Is the kitchen very involved in helping out with the cocktail garnishes?
Absolutely. When a menu is created, Andy and Arathon will approach Chef Ryan and myself and ask for ideas. At this stage, they give us the base flavours, the name and concept of the drinks, which might then serve to inspire the garnish. From there, we have our combined 45 years of culinary knowledge, all that experience of pastry and culinary to assist us in conceptualising the garnish.
What’s the number one rule in your kitchen?
RYAN: Shake my hand when you walk into my kitchen in the morning or else you’re going to have a very long day. It is simple manners really.

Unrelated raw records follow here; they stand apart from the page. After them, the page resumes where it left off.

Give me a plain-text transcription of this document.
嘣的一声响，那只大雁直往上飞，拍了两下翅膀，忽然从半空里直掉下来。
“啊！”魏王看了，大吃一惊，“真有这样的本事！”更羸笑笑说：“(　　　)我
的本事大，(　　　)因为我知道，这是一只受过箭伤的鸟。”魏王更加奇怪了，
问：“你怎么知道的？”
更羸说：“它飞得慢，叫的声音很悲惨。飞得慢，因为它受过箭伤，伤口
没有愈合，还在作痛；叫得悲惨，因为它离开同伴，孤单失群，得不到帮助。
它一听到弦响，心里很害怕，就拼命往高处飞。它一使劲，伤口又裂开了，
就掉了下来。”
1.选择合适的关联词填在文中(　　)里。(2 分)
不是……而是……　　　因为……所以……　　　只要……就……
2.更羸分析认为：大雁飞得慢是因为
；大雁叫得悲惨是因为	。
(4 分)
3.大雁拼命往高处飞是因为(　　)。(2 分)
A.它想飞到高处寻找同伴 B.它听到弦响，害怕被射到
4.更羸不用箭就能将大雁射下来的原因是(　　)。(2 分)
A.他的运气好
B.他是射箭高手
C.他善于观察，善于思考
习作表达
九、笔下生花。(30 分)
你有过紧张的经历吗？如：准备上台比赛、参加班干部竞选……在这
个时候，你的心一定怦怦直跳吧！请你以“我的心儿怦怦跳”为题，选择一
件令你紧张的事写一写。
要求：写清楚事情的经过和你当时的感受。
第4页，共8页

You have 45 years of combined cooking experience. That’s a long time. Was there anything that you thought you wanted to do before you embarked on your cooking career?
RYAN: I was 14 when I started. I had left school early because I wasn’t cut out for it and was considered to be quite a rebel. However, professional kitchens were run like elite military institutions back then, so disciplined and regimented, and since I wasn’t able to be in that sort of atmosphere, being a young chef in such a tough kitchen really engulfed me. I loved it and changed my life. It made me more respectful and gave me a grander opinion of good work ethics and teamwork.
AYO: My background is very different since I grew up in the UK with Nigerian parents. They have a similar sort of mindset to Asian parents where success is only derived from being a lawyer, doctor or accountant. I came from that academic background and was bound to be an accountant, however I dropped out of that option pretty early on. Since I have always been in touch with the culinary world, I sought to combine that love with my business tendencies. Once I started to travel, a few years in the States and a few years in France, and subsequently growing in the ranks, my parents started to realise that there are other forms of successes; such as being an entrepreneur, a leader, a successful business owner such as Chef Ryan is.
How has your menu evolved over the past 14 years and what can we expect different from the newest prix fixe menu?
RYAN: The dinner menu changes every three months. Before that, it just kind of semi-evolves. We have become more mature in our actions and styles. Take the garlic soup for example, it’s been on the menu for 14 years, the pills, they are now served with the petit fours; our fruit course has evolved and now we include a beautiful serving of Japanese fruit. I
If anything, our guests have commented that our food has become cleaner, more delicate. I think it’s like wine, it gets better with age.
You’ve introduced a vegetarian menu as well. Is this a responsive act towards escalating requests to cater to allergies?
RYAN: Looking back to 14 years ago, I also had a full vegetarian menu available then. I’ve been doing this way before anybody else and I’ve always accommodated everyone who wants to dine in the restaurant.
Our guests have commented that our food has become cleaner, more delicate. I think it’s like wine, it gets better with age.Ryan Clift
However, I can say something now that some people may be peeved about. I have recently stopped catering for gluten, lactose, and soy allergies. I stopped allowing vegans and have openly published this on our website and reservations platform. Unfortunately guests don’t understand that it’s not commercially viable to call up on that day and announce the various allergies of their guests.
We serve only one menu, if you can’t take those dishes, we have a vegetarian menu. For some guests, we can pull out some dishes from the lunch menu since those differ. But that’s as far as it goes. If you have all of these issues, sort yourself out and come back and dine with us.
What’s your current state of mind?
RYAN: Very positive. It is a four and a half day work week for the team. We close Sunday and Wednesday, Because of the 10:30pm no-service of alcohol rule, it has created a healthier atmosphere for the team since we get to finish earlier. We get more rest and people in the industry are more energetic as a result.